Maybe it’s baking your favorite cookies or watching that guilty pleasure show you’ve been waiting to binge. Maybe it’s a mystery novel you never get sick of reading or a walk to your favorite bench in the arboretum. It could be a sunrise jog or your favorite Rough Draft coffee.
Whatever it is, look after yourself. Learn what can bring you joy on the hardest day — and don’t be afraid to healthily indulge.
Sweatsuits, however silly or unfashionable, bring me joy. To an outsider, the matching sets are material goods that have no real bearing — but to me, the neatly-folded lightning-bolt and star sweatpants in my closet are reminders of hard times and symbols of experience.
I don’t need to remind you how busy Hillsdale students are. Long days of classes, hours of homework, club meetings, Greek life commitments, athletics, on-campus jobs, remote internships, you name it: Hillsdale students always have reasons to stress.

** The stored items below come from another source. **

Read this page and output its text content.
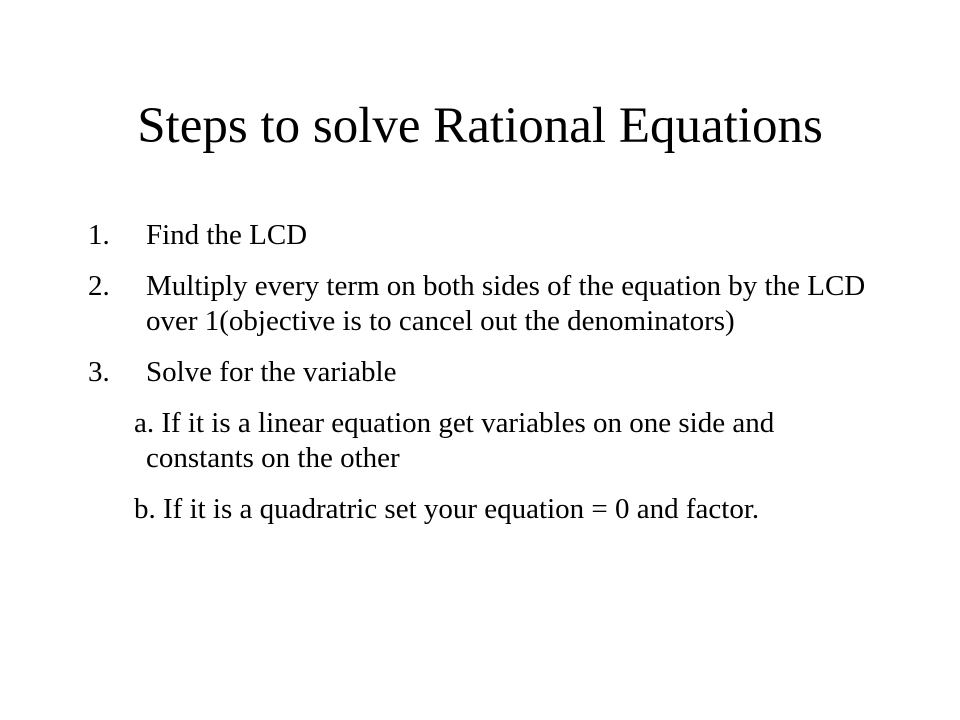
Steps to solve Rational Equations
1. Find the LCD
2. Multiply every term on both sides of the equation by the LCD over 1(objective is to cancel out the denominators)
3. Solve for the variable
a. If it is a linear equation get variables on one side and constants on the other
b. If it is a quadratric set your equation = 0 and factor.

Relying on the Lord to get you through tough times is sufficient, but if you’re able, pat yourself on the back for a job well done or a situation well handled. Don’t discount coping because it sounds like a term that anxiety-ridden, pill-popping people use. Reduce and mediate stress in a way that’s fine-tuned to your personality — and don’t feel like you’re less of a person for occasionally rewarding yourself with something that makes you happy.